No wonder a growing number of economists believe the US economy is now in W's second recession and is contracting.
Forecast Guidance from Individual IP Providers
MoSys did not provide revenue guidance for the next quarter. The six IP vendors who did so expect the group's combined revenue to grow 1.3% year-over-year and decline nearly 2% compared to the quarter just reported. Rambus is the only firm expecting a revenue decrease (-27%) year-over-year. MIPS and Ceva are the most optimistic with projections of 19% and 16.5% growth respectively. On a sequential basis Rambus is again the most pessimistic. Ceva is also forecasting a sequential decline. The remaining firms see modest growth relative to the last quarter.

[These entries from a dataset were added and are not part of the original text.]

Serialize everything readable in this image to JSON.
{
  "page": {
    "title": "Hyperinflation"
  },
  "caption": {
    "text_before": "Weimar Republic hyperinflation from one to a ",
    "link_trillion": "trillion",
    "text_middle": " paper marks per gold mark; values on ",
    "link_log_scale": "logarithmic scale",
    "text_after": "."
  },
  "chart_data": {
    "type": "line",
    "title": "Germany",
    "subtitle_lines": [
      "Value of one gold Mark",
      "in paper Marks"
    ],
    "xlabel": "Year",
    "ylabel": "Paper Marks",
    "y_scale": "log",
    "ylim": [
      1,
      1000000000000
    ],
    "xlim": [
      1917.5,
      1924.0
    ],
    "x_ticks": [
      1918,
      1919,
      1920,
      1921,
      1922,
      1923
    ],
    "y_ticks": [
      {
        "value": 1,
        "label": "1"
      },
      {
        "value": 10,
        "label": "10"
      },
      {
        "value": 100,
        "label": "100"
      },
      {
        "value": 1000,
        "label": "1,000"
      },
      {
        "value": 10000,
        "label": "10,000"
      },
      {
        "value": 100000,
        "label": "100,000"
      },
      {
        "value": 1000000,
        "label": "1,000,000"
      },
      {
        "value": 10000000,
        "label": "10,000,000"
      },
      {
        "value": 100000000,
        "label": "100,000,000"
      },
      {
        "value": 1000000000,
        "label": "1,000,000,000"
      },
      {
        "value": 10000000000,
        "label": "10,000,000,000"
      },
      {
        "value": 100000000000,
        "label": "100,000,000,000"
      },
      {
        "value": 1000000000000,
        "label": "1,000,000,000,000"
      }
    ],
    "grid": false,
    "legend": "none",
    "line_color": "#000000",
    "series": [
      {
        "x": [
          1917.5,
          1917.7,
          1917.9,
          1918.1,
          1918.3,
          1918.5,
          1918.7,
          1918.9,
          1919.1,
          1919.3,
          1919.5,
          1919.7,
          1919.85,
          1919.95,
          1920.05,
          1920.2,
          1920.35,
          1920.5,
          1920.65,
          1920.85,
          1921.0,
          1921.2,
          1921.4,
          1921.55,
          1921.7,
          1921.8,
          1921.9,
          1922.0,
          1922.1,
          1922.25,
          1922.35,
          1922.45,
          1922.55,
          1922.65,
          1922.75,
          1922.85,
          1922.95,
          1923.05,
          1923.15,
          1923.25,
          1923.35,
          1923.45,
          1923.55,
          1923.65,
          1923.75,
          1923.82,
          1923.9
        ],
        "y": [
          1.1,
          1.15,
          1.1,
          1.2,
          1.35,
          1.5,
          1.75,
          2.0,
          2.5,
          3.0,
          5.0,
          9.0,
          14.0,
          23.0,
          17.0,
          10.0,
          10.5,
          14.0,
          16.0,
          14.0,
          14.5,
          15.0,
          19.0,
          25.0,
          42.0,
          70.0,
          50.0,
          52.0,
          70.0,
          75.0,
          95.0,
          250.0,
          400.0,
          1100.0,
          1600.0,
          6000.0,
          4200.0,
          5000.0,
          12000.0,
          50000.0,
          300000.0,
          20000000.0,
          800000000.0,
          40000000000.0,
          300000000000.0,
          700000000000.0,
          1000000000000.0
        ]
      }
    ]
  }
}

Individual Company by Company Guidance
As guidance ARM said, “ARM has made an encouraging start to 2008 with sequential revenue growth in PIPD and positive momentum in both PD and PIPD royalty revenues. We remain cautious in the short term given the uncertainty in both the semiconductor industry and the wider macroeconomic environment. Against this backdrop and given the potential impact of industry seasonality on royalty revenues, total dollar revenues in Q2 are unlikely to be higher than Q1. However, consistent with our guidance in February, assuming no marked deterioration in the trading environment, we continue to expect to increase dollar revenues in FY 2008 by at least the growth rate achieved in 2007.”
ARM generated $134.3 million in the quarter just reported and $129.2 in the second quarter last year. The growth rate for all of 2007 was 6% and for 2Q 2007 it was 8%.